Figure 2. Spatial access to healthcare resources in and around Chicago.
I learned a great deal from completing this reproduction. The most important insight is the necessity for constant revisions to code and workflow, especially when a major aspect of the study has changed (such as scale, or the release of new software or code libraries). Revisions are always crucial, and publishing code in an open and accessible manner such as a Jupyter notebook is one of the best ways to ensure this. This study also highlighted the importance of including contributors from different backgrounds and with different primary mindsets - the authors of Kang et al. are incredibly competent at computational thinking and analysis, but often did not use the most efficient geospatial thinking in their workflow. The introduction of Professor Holler and our class brought an element of geospatial thinking that was able to provide useful edits and improve the study as a whole, in turn directly improving the state of Illinois’ understanding of how a deadly disease moves through their state.

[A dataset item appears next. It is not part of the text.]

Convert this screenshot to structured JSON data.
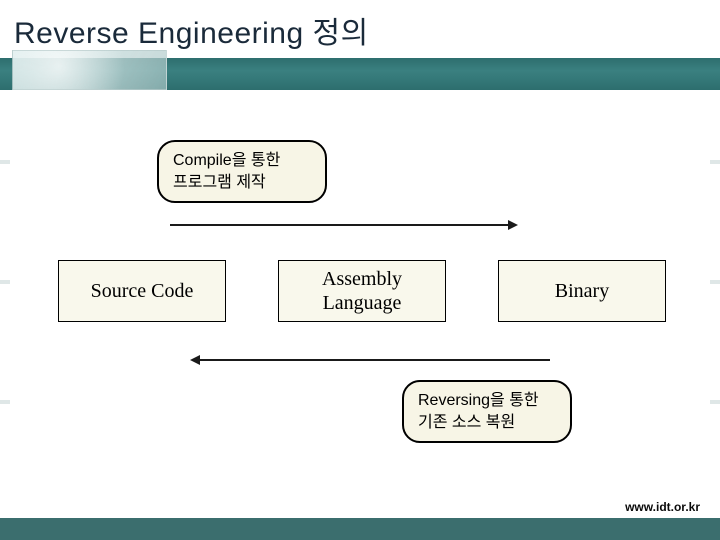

In conclusion, this reproduction of Kang et al. (2020) was successful and returned results to validate those produced by the original study. There is evident variation in the accessibility to COVID-19 healthcare resources in and around the city of Chicago, and likely has significant effects on the ability of some residents to survive this global pandemic.

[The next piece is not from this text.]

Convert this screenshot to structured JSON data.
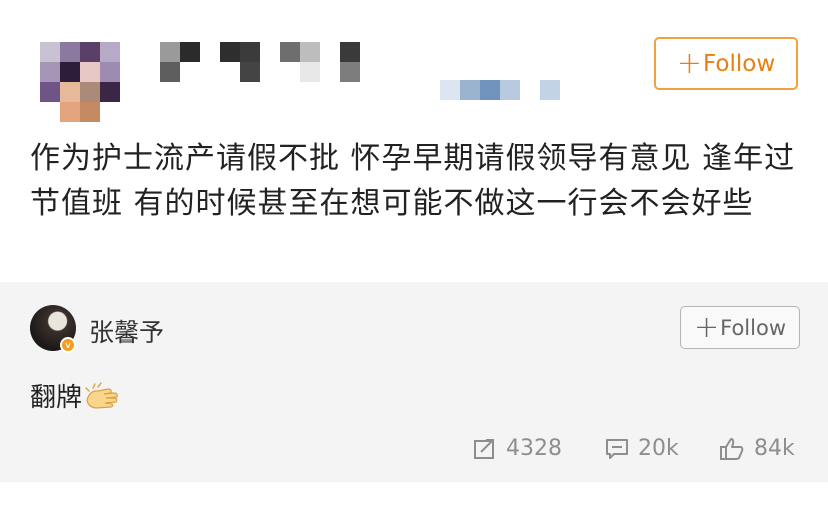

This study is reproducible and replicable, but this specific reproduction study has highlighted the importance of keeping scale in mind when pulling data as instructed by the original study. Additionally, this study has shown how effective Jupyter notebooks can be in increasing transparency and reproducibility of geospatial studies such as this. This study does a very good job of conducting open science, and its format should be used as an example for every future scientific endeavor that seeks to employ Python or other languages in its analysis. As more and more studies, relating to geography and beyond, rely on coding and forms of computational thinking, Jupyter notebooks will become more and more useful for maintaining accessibility and ensuring valid science is being done in the world.